Я не стану изворачиваться и всячески стремиться обелить себя. Я не отрекусь от своего ребёнка. Если муж не захочет жить со мной после всего, я пойму. Я пойму это по одному его движению, выражению глаз... Если Филипп не захочет больше жить со мной, я не стану его насильно возле себя удерживать. Я люблю его, но и дочь не могу оставить. Пусть в глазах Филиппа я буду тысячу раз изменницей, предательницей и прелюбодейкой, распутницей и гадюкой, но я не брошу Лоренцу. Пусть он со мной делает, что хочет. Я и не пикну. Пусть даёт волю справедливому гневу, кричит, бьёт посуду (или меня), пусть мне голову обреет и в монастырь отошлёт, да что угодно! Я не боюсь... Мне уже ничего не страшно. Мне всё равно... Мои невесёлые думы прервало недовольное конское ржание, доносящееся с улицы, со стороны конюшни. Я вздрогнула, вскинув голову. Лоренца тихонько заплакала. Чтобы её успокоить, я укачивала её, шептала ей на ушко умильный вздор и гладила по головке, покрытой пока что редкими тёмными волосиками. Касалась губами её маленького лобика и щёчек.
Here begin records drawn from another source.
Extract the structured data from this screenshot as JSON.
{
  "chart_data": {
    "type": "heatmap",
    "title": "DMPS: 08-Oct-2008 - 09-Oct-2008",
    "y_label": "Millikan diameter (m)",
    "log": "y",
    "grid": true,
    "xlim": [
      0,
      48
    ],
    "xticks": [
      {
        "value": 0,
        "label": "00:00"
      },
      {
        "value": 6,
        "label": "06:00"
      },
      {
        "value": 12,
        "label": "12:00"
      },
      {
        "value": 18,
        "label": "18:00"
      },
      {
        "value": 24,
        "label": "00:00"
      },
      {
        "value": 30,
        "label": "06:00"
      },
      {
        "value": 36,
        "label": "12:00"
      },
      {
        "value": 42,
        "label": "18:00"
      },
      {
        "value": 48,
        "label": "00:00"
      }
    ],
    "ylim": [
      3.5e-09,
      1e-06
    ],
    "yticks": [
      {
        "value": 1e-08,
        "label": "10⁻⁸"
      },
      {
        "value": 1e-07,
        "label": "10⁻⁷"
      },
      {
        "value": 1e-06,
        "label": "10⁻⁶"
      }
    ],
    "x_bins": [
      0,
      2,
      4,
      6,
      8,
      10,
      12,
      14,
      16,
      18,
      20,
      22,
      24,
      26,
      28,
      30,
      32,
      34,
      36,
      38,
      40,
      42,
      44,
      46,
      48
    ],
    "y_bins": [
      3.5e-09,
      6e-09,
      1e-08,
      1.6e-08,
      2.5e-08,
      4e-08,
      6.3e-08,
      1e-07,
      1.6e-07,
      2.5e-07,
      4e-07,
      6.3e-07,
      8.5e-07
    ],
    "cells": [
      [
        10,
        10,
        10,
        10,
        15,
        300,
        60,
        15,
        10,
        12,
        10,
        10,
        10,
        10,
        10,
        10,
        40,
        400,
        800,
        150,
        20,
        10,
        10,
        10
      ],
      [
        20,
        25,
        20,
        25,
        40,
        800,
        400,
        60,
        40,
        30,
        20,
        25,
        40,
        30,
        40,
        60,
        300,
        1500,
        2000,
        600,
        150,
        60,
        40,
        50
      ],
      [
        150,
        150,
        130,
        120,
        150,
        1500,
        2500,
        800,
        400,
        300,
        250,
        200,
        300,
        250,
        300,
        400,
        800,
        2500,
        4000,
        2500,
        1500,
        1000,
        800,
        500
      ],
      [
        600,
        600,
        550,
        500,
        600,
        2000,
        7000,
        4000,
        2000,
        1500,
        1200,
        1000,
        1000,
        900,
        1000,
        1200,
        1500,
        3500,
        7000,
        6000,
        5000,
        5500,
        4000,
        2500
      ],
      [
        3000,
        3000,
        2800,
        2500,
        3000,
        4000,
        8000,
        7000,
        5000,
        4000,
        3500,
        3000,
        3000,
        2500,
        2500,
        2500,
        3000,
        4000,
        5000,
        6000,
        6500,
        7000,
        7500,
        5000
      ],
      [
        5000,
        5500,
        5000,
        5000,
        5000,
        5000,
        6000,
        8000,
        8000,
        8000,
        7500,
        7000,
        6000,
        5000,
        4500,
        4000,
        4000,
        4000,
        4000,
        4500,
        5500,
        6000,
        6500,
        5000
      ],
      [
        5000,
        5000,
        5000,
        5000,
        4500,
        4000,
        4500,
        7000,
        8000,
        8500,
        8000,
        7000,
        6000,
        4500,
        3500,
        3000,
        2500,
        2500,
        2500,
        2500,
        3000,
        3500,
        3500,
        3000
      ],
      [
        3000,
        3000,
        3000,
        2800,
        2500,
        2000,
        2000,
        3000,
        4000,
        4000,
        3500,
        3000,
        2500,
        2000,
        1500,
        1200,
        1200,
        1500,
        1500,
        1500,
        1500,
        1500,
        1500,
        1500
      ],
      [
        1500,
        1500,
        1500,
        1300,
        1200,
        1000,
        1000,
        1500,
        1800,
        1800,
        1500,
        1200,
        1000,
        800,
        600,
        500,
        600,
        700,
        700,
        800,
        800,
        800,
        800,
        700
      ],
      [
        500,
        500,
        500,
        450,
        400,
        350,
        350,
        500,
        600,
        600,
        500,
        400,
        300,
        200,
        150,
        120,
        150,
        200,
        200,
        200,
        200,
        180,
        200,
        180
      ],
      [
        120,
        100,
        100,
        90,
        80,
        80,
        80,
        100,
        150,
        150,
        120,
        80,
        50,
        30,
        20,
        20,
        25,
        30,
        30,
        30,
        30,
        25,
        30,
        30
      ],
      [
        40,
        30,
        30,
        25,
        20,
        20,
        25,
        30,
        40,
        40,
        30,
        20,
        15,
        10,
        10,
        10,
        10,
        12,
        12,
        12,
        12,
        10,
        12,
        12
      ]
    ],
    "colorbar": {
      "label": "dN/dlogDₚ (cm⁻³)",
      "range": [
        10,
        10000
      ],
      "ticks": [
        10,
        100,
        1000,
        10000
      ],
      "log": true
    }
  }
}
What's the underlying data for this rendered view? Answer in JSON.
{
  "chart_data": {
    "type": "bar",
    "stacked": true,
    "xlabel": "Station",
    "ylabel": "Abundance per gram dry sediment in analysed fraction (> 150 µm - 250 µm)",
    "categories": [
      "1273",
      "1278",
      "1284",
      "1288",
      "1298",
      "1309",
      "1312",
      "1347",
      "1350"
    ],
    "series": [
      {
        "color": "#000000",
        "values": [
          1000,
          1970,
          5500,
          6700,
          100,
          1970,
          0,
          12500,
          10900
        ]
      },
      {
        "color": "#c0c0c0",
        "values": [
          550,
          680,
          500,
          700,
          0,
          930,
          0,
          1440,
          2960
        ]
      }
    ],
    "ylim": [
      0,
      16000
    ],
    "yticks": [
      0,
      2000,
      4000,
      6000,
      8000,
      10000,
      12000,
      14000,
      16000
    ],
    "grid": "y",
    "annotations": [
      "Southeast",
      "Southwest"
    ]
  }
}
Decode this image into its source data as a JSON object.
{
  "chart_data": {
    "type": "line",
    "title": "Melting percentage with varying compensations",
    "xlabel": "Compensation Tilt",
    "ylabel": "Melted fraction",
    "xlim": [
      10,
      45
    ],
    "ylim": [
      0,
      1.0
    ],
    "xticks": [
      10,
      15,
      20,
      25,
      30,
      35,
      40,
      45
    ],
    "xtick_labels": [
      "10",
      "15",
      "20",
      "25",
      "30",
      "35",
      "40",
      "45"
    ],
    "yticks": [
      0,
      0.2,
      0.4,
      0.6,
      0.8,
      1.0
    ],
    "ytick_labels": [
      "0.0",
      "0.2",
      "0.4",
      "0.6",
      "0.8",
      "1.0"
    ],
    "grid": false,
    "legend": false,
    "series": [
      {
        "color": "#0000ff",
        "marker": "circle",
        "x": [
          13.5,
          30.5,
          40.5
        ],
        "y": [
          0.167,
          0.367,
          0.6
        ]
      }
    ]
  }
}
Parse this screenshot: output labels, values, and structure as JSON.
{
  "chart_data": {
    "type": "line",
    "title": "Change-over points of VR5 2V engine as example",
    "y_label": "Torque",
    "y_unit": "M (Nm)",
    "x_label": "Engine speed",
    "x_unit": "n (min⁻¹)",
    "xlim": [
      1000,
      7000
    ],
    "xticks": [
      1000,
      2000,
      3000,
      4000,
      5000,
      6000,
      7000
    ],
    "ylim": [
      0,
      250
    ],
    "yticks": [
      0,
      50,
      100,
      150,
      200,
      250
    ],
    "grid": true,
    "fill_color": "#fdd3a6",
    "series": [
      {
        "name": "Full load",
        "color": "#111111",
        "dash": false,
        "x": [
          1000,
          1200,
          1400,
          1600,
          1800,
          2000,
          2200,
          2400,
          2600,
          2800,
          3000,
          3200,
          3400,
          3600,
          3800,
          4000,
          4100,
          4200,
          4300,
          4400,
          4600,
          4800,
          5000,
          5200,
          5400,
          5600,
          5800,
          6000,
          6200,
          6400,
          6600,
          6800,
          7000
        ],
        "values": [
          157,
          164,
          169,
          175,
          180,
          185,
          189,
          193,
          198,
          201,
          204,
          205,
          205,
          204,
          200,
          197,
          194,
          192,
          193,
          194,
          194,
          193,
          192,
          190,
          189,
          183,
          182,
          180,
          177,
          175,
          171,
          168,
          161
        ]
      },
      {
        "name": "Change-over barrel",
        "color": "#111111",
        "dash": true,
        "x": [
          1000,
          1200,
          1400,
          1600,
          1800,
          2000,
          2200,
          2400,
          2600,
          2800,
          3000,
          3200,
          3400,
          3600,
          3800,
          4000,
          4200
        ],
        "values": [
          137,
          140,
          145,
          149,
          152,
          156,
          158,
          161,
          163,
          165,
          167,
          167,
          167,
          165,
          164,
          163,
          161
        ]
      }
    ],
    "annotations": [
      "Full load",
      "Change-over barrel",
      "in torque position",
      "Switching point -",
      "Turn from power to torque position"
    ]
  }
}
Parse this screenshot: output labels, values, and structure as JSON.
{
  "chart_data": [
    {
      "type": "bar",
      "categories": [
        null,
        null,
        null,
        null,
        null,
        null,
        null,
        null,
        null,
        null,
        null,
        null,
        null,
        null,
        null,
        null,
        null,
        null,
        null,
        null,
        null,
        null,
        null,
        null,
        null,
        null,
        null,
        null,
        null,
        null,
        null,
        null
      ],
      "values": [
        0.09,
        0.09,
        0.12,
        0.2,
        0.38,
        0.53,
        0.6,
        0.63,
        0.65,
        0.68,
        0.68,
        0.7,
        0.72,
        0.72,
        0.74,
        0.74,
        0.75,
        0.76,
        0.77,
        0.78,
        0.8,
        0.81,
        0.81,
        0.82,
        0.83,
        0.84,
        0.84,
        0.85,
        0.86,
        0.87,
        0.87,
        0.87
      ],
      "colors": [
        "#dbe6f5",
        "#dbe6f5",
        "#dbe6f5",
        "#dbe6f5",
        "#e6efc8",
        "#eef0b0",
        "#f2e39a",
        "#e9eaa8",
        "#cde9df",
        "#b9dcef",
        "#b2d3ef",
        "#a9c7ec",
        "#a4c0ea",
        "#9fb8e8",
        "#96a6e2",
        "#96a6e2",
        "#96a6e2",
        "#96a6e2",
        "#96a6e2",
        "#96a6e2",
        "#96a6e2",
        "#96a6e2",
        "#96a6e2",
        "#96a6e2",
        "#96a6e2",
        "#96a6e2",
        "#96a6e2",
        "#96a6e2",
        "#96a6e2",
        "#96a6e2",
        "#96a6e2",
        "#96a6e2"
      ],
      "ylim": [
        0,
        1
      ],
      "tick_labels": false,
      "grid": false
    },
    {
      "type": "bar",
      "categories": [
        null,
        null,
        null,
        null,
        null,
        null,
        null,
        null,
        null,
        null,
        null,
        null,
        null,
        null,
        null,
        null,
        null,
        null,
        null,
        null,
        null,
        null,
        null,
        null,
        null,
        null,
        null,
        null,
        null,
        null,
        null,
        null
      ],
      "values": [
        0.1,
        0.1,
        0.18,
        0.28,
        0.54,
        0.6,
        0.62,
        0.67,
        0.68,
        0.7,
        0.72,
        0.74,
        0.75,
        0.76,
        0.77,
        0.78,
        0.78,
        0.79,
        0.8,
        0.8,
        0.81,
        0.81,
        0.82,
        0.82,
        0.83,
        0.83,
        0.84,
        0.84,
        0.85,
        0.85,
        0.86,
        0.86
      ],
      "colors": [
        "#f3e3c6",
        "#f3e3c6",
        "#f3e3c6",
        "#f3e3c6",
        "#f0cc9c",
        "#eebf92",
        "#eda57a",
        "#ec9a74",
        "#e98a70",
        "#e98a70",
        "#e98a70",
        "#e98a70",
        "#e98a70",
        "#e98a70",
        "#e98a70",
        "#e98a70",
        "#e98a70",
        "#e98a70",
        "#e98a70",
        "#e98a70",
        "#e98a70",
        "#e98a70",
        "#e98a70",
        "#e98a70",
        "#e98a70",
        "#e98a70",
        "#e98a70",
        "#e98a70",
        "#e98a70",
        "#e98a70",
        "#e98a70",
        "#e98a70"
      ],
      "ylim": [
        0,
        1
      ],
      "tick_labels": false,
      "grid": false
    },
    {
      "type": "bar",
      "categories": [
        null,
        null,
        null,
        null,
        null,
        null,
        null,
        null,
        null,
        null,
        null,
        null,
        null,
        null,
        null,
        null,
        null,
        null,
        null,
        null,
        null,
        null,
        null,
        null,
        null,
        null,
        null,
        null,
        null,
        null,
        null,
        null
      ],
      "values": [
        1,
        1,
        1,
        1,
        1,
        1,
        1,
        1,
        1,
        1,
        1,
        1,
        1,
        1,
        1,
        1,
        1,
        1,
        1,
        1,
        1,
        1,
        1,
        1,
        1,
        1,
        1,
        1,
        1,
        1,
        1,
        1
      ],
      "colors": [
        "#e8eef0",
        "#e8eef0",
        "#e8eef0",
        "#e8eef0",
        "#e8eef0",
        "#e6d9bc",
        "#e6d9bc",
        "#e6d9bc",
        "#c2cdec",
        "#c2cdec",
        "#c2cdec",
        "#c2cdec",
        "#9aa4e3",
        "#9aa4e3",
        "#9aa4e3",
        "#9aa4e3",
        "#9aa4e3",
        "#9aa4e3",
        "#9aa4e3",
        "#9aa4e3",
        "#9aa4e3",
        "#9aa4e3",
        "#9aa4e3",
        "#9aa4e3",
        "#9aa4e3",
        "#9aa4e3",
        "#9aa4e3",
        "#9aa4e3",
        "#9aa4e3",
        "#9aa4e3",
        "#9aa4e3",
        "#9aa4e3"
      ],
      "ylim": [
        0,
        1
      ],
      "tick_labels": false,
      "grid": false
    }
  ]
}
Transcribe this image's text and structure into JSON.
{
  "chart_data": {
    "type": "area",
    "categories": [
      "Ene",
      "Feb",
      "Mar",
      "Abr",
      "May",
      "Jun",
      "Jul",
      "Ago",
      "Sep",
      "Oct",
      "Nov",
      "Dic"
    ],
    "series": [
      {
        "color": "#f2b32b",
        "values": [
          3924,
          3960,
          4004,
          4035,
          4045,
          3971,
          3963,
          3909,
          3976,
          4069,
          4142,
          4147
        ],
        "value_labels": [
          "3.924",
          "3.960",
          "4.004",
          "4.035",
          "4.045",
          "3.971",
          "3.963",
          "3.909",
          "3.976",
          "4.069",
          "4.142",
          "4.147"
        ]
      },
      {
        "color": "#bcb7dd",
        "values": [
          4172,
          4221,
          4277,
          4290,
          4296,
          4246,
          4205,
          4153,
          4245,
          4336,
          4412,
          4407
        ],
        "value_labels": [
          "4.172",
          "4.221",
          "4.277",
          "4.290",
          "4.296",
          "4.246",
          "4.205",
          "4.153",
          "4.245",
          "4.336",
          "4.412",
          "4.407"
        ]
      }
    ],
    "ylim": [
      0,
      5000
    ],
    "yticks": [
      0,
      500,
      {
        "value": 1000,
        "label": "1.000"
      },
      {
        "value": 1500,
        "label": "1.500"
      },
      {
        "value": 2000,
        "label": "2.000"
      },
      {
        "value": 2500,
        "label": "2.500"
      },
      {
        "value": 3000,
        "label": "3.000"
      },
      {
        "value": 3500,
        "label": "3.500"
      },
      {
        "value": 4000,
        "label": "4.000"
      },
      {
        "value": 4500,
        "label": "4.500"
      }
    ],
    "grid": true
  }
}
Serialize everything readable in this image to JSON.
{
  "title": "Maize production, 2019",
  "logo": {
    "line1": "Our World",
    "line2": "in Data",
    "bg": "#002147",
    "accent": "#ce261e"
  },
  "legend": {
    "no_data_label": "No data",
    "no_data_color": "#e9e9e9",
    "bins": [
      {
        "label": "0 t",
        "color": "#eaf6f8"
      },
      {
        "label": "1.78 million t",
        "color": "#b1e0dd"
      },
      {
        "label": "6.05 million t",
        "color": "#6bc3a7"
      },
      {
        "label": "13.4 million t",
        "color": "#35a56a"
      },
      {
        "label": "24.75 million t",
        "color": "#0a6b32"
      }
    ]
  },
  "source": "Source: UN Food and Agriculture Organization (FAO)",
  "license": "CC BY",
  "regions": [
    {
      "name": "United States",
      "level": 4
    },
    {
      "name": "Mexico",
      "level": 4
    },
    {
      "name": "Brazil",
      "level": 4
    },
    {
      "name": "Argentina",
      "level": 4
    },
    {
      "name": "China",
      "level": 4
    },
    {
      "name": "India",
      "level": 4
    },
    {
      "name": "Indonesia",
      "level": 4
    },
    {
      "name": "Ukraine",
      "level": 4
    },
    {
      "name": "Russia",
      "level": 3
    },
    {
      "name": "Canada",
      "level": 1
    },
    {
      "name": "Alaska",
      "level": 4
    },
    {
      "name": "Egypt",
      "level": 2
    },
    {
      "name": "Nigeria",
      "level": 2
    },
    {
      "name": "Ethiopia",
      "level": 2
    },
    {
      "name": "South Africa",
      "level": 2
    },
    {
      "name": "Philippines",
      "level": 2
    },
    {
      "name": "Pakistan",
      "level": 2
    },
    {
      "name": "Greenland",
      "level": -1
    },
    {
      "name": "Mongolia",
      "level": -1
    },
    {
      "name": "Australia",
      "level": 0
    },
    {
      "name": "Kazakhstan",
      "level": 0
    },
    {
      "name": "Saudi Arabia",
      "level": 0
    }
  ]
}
- Моя маленькая, мама с тобой, только не плачь, - прошептала я эти слова скороговоркой ребёнку. - Всё будет хорошо, не плачь... - надо же, говорю своему ребёнку то, во что не верю сама. Но Лоренца притихла, перестав плакать. Наверно, моё волнение передаётся и ей. Поэтому она капризничала. Пелёнки у неё чистые, кормила я её пять минут назад. Да, это моя тревожность так на ребёнка действует. - Фьора, - порог моей спальни пересекла Хатун, - Фьора, приехал твой муж... Хоть моя верная подруга и старалась не терять самообладания, оставаться невозмутимой, но я видела, как ей это тяжело даётся. - Хатун, не тревожься, - успокаивала я татарку, хотя сама нуждалась в словах поддержки, - всё обойдётся. Не убьёт же меня Филипп, в самом-то деле... - Фьора, не искушай ты судьбу, - в чёрных глазах Хатун сверкали слёзы, - давай скажем мессиру Филиппу, что Лоренца не твоя дочь, а моя и Флорана. - Нет, Хатун, я не буду врать. Тогда я упаду в глазах мужа ещё ниже... Где Филипп? - Ох, Фьора, он в доме. Только вошёл, - качала головой Хатун, сдерживая всхлипы, - хотя бы дай мне её на руки. - Нет, уж лучше сразу во всём признаюсь, так будет легче, - я тяжко вздохнула, крепче прижав к себе задремавшую Лоренцу. - Ну, моя милая, пойдём, - поцеловав дочь в лобик, я вышла из спальни в сопровождении Хатун и спустилась вниз.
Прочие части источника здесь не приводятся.